C’erano una volta dei piccoli vignaioli, innamorati della terra, del cielo, delle piante e del proprio lavoro. Per fortuna ci sono ancora oggi ed oltre a produrre vino, quello VERO, sono coloro che preservano i piccoli borghi rurali ed i loro territori. Alcuni di loro perpetuano la tradizione dei nonni; altri hanno un background completamente differente ed hanno deciso di seguire una passione spinti da un movente ben distante dal profitto che per loro più che un fine è un mezzo. Sono piccini, coltivano pochi ettari ma insieme rappresentano il 90% del totale dei produttori di vino (con una produzione che rappresenta circa il 30%). Ci si immagina la loro vita come un’idilliaca parentesi bucolica ma nella realtà la quotidianità è ben lungi da questa romantica idealizzazione. Al contrario, si trovano sempre più a dover destreggiarsi tra i cunicoli di una burocrazia farraginosa, sempre più difficile da seguire.
Questi vignerons sono di fatto delle micro-imprese che hanno bisogno di chiudere i conti in attivo a fine mese per sopravvivere e devono pertanto dedicare il tempo alla loro attività primaria. Si trovano invece oggi sempre più impegnati a star dietro ad una sfilza di regole e procedure da seguire, patentini da rinnovare, corsi da frequentare, consulenti da pagare per l’espletamento di pratiche, una dietro l’altra, che il più delle volte tra di loro si accavallano (nella confusione e nella duplicazione ci sguazzano forse diversi interessi?). Tutto ciò richiede risorse umane e di tempo di cui le piccole realtà non dispongono nella misura necessaria e che implicano costi annuali molto alti, per alcuni al limite dell’insostenibile.
Stanchi di tutto questo carrozzone, sono in 200 i vignaioli che si sono riuniti per dire BASTA all’ostracismo! Per dire basta a tutta questa burocrazia che sta uccidendo la loro voglia di lavorare. Una coalizione che il 5 marzo 2017 ha manifestato la propria esasperazione attraverso una lettera al Ministro dell’Agricoltura Maurizio Martina. Un testo che riassume in diversi punti l’esigenza di una maggiore flessibilità; di un sistema più snello ed efficiente, meno anacronistico e che preveda delle deroghe pensate per le realtà di dimensioni più ridotte, sia in termini di adempimenti che tempistiche.

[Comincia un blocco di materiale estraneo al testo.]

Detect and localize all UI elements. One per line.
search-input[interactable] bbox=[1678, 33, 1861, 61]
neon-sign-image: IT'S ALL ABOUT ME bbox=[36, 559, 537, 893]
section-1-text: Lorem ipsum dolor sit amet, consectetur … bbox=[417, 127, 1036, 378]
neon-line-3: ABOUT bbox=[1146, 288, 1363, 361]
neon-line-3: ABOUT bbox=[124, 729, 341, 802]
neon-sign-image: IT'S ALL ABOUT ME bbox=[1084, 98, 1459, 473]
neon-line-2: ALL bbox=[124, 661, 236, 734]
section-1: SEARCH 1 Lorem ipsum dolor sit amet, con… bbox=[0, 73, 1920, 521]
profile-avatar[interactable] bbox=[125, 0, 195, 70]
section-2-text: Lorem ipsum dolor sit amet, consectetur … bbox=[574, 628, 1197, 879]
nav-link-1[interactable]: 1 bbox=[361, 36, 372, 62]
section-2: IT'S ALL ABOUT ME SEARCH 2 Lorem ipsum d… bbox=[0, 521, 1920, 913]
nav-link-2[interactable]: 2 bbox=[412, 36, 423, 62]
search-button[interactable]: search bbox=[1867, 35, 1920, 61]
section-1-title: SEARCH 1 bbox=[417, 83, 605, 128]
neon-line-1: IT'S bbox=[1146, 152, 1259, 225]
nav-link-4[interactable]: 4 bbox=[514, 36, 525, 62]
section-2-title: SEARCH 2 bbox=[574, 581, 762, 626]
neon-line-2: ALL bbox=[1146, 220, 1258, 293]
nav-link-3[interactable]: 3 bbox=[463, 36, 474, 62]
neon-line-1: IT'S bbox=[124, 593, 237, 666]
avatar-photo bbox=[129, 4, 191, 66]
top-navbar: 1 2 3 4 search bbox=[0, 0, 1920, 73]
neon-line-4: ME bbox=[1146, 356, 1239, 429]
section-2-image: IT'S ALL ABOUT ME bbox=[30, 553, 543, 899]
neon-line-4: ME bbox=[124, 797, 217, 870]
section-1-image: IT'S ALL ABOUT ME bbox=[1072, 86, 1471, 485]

Un senso di ribellione scatenato dalla richiesta di adeguamento ai registri telematici e alla dematerializzazione. “Un passo importante verso la semplificazione dei procedimenti amministrativi che agevolerà la vita delle aziende” recita il Ministero. Non sono della stessa opinione i piccoli vignaioli che vedono questa legge come l’ennesimo adempimento burocratico, forse adatto alle grandi aziende ma poco calzante per quelle piccole realtà che non hanno tempo e risorse per interscambi web-service e spesso e volentieri dispongono di una connessione ADSL non all’altezza (questa è purtroppo la situazione nelle campagne italiane). Altre sono state le richieste avanzate (l’unificazione degli Enti deputati ai controlli, la semplificazione della gestione, la necessità di patentini quali quello per i fitofarmaci e per la guida del trattore, la gestione della manodopera ed altre aree del lavoro in vigna e cantina) alle quali fa seguito la minaccia di una campagna di disobbedienza civile invitando tutti i vignaioli italiani a non adeguarsi all’obbligo di registri telematici.
Chissà se con tutta questa speranza i nostri vignaioli riusciranno a superare lo sdegno dalla stessa generato. Lo sdegno nei confronti della realtà delle cose ma che, proprio grazie a quella stessa speranza, altro non sfocia se non nel coraggio per provare a cambiarla.